Un très joli premier film pour Benoît Philippon, qui donne envie d’écouter du jazz, de lire des livres et de tomber amoureux…

Sam, libraire le jour et musicien la nuit, perd la femme de sa vie et sa muse, Joséphine. Jusqu’au jour où une jeune femme, Pi, vient s’enfermer dans sa salle de bain. Ensemble ils vont apprendre, Sam à reprendre goût à la vie et Pi à surmonter ses peurs.

Lullaby n’a pas d’époque. On y écoute du jazz sur des tourne-disques, on prend des photos avec des polaroïds, on regarde Certains l’aiment chaud sur une vieille télé avec un magnétoscope et on se passe des coups de fil avec des téléphones à cadran, mais on va écouter des jeunes jouer du beat box en dansant le break dance dans un hangar. Lullaby est une bulle hors du temps où on a envie de se glisser. Mais tout n’y est pas rose : les gens meurent ou tombent malade et surtout sont souvent seuls.

Benoît Philippon nous livre sa collection d’âmes esseulées : Georges, le gérant de cet hôtel qui ne semble pas avoir d’autre client que Sam, le musicien perdu qui vient toujours dans cette même chambre pour attendre un coup de fil qui n’arrivera jamais. Et puis Pi, cette jeune femme un peu spéciale qui a l’air d’avoir peur de tout. Pour son premier film, le réalisateur nous plonge dans une ambiance feutrée, remplie de jazz et de musiciens en quête d’inspiration ou de reconnaissance.

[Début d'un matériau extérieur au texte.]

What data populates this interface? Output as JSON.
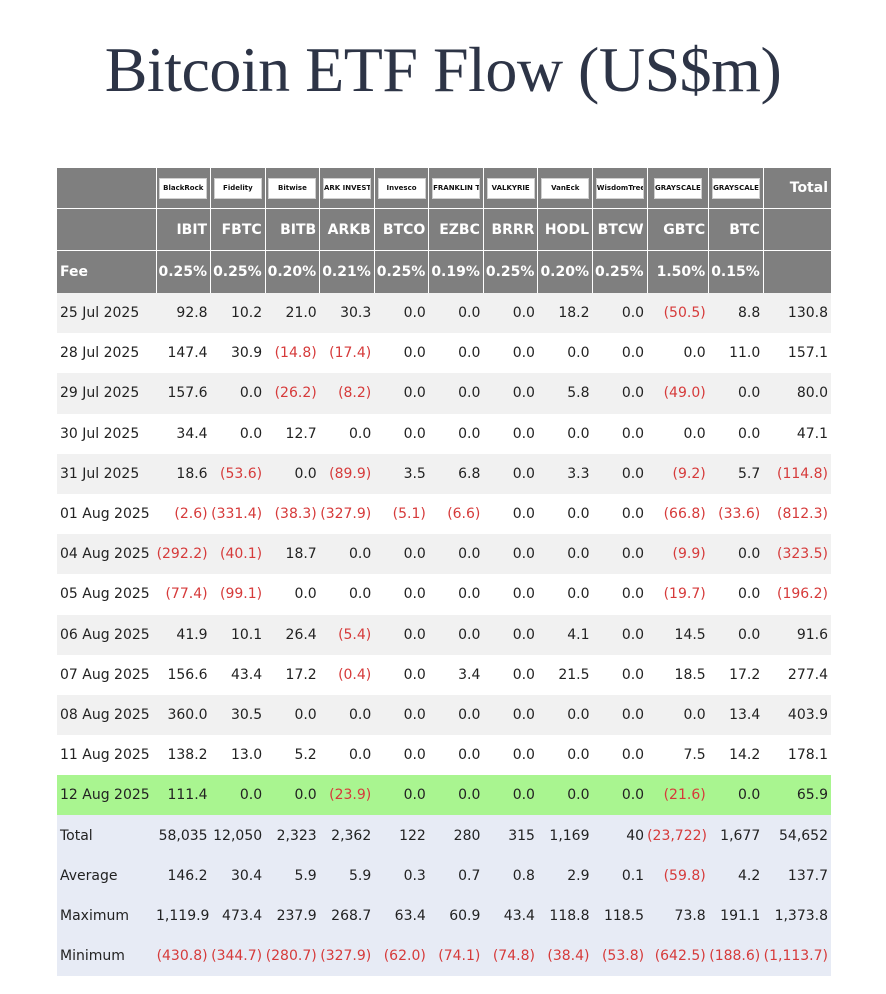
{
  "title": "Bitcoin ETF Flow (US$m)",
  "issuers": [
    "BlackRock",
    "Fidelity",
    "Bitwise",
    "ARK INVEST",
    "Invesco",
    "FRANKLIN TEMPLETON",
    "VALKYRIE",
    "VanEck",
    "WisdomTree",
    "GRAYSCALE",
    "GRAYSCALE"
  ],
  "total_header": "Total",
  "tickers": [
    "IBIT",
    "FBTC",
    "BITB",
    "ARKB",
    "BTCO",
    "EZBC",
    "BRRR",
    "HODL",
    "BTCW",
    "GBTC",
    "BTC"
  ],
  "fee": {
    "label": "Fee",
    "values": [
      "0.25%",
      "0.25%",
      "0.20%",
      "0.21%",
      "0.25%",
      "0.19%",
      "0.25%",
      "0.20%",
      "0.25%",
      "1.50%",
      "0.15%"
    ]
  },
  "rows": [
    {
      "date": "25 Jul 2025",
      "values": [
        "92.8",
        "10.2",
        "21.0",
        "30.3",
        "0.0",
        "0.0",
        "0.0",
        "18.2",
        "0.0",
        "(50.5)",
        "8.8",
        "130.8"
      ]
    },
    {
      "date": "28 Jul 2025",
      "values": [
        "147.4",
        "30.9",
        "(14.8)",
        "(17.4)",
        "0.0",
        "0.0",
        "0.0",
        "0.0",
        "0.0",
        "0.0",
        "11.0",
        "157.1"
      ]
    },
    {
      "date": "29 Jul 2025",
      "values": [
        "157.6",
        "0.0",
        "(26.2)",
        "(8.2)",
        "0.0",
        "0.0",
        "0.0",
        "5.8",
        "0.0",
        "(49.0)",
        "0.0",
        "80.0"
      ]
    },
    {
      "date": "30 Jul 2025",
      "values": [
        "34.4",
        "0.0",
        "12.7",
        "0.0",
        "0.0",
        "0.0",
        "0.0",
        "0.0",
        "0.0",
        "0.0",
        "0.0",
        "47.1"
      ]
    },
    {
      "date": "31 Jul 2025",
      "values": [
        "18.6",
        "(53.6)",
        "0.0",
        "(89.9)",
        "3.5",
        "6.8",
        "0.0",
        "3.3",
        "0.0",
        "(9.2)",
        "5.7",
        "(114.8)"
      ]
    },
    {
      "date": "01 Aug 2025",
      "values": [
        "(2.6)",
        "(331.4)",
        "(38.3)",
        "(327.9)",
        "(5.1)",
        "(6.6)",
        "0.0",
        "0.0",
        "0.0",
        "(66.8)",
        "(33.6)",
        "(812.3)"
      ]
    },
    {
      "date": "04 Aug 2025",
      "values": [
        "(292.2)",
        "(40.1)",
        "18.7",
        "0.0",
        "0.0",
        "0.0",
        "0.0",
        "0.0",
        "0.0",
        "(9.9)",
        "0.0",
        "(323.5)"
      ]
    },
    {
      "date": "05 Aug 2025",
      "values": [
        "(77.4)",
        "(99.1)",
        "0.0",
        "0.0",
        "0.0",
        "0.0",
        "0.0",
        "0.0",
        "0.0",
        "(19.7)",
        "0.0",
        "(196.2)"
      ]
    },
    {
      "date": "06 Aug 2025",
      "values": [
        "41.9",
        "10.1",
        "26.4",
        "(5.4)",
        "0.0",
        "0.0",
        "0.0",
        "4.1",
        "0.0",
        "14.5",
        "0.0",
        "91.6"
      ]
    },
    {
      "date": "07 Aug 2025",
      "values": [
        "156.6",
        "43.4",
        "17.2",
        "(0.4)",
        "0.0",
        "3.4",
        "0.0",
        "21.5",
        "0.0",
        "18.5",
        "17.2",
        "277.4"
      ]
    },
    {
      "date": "08 Aug 2025",
      "values": [
        "360.0",
        "30.5",
        "0.0",
        "0.0",
        "0.0",
        "0.0",
        "0.0",
        "0.0",
        "0.0",
        "0.0",
        "13.4",
        "403.9"
      ]
    },
    {
      "date": "11 Aug 2025",
      "values": [
        "138.2",
        "13.0",
        "5.2",
        "0.0",
        "0.0",
        "0.0",
        "0.0",
        "0.0",
        "0.0",
        "7.5",
        "14.2",
        "178.1"
      ]
    },
    {
      "date": "12 Aug 2025",
      "values": [
        "111.4",
        "0.0",
        "0.0",
        "(23.9)",
        "0.0",
        "0.0",
        "0.0",
        "0.0",
        "0.0",
        "(21.6)",
        "0.0",
        "65.9"
      ],
      "highlight": true
    }
  ],
  "stats": [
    {
      "label": "Total",
      "values": [
        "58,035",
        "12,050",
        "2,323",
        "2,362",
        "122",
        "280",
        "315",
        "1,169",
        "40",
        "(23,722)",
        "1,677",
        "54,652"
      ]
    },
    {
      "label": "Average",
      "values": [
        "146.2",
        "30.4",
        "5.9",
        "5.9",
        "0.3",
        "0.7",
        "0.8",
        "2.9",
        "0.1",
        "(59.8)",
        "4.2",
        "137.7"
      ]
    },
    {
      "label": "Maximum",
      "values": [
        "1,119.9",
        "473.4",
        "237.9",
        "268.7",
        "63.4",
        "60.9",
        "43.4",
        "118.8",
        "118.5",
        "73.8",
        "191.1",
        "1,373.8"
      ]
    },
    {
      "label": "Minimum",
      "values": [
        "(430.8)",
        "(344.7)",
        "(280.7)",
        "(327.9)",
        "(62.0)",
        "(74.1)",
        "(74.8)",
        "(38.4)",
        "(53.8)",
        "(642.5)",
        "(188.6)",
        "(1,113.7)"
      ]
    }
  ],
  "colors": {
    "header_bg": "#7f7f7f",
    "negative": "#d63a3a",
    "highlight_row": "#a9f590",
    "stats_bg": "#e7ebf5",
    "alt_row": "#f1f1f1",
    "title": "#2d3446"
  }
}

Les personnages sont tourmentés mais attachants. Le film est porté par le duo Rupert Friend, enfermé dans le passé et torturé et Clémence Poésy, fragile et légère, et soutenu par le magnifique Forest Whitaker, drôle et bienveillant. Il y aussi William, jeune black qui veut devenir pianiste de jazz. Ils se rencontrent et se découvrent pour finalement s’aider et s’aimer les uns les autres.

Il faut le reconnaître, le rythme du film est un peu inégal, certaines scènes traînant en longueur ; mais jamais on ne s’ennuie de découvrir les lieux insolites dans lesquels il nous emmène. Ce hangar où les jeunes de tous les quartiers viennent se retrouver pour faire le show, de rap, de r’n’b et de danse, l’appartement de Sam dont la fenêtre est toujours ouverte pour les musiciens de passages qui peuvent venir y écouter les innombrables disques qui s’empilent sur les étagères, cette librairie où l’on peut venir déguster café et pâtisserie en lisant les livres qui s’entassent, ce cinéma de quartier où travaille Pi et qui passe des films d’époque…

Lullaby nous fait voyager à travers le temps, la ville et les sentiments. On aimerait s’arrêter pour boire un verre au café où se produisent tous les soirs des artistes méconnus et même y voir Charlie Winston, partager un pique nique sur les toits et observer l’amour naissant de Pi et Sam ou lire et écrire sur les murs du journal éphémère de cette dernière.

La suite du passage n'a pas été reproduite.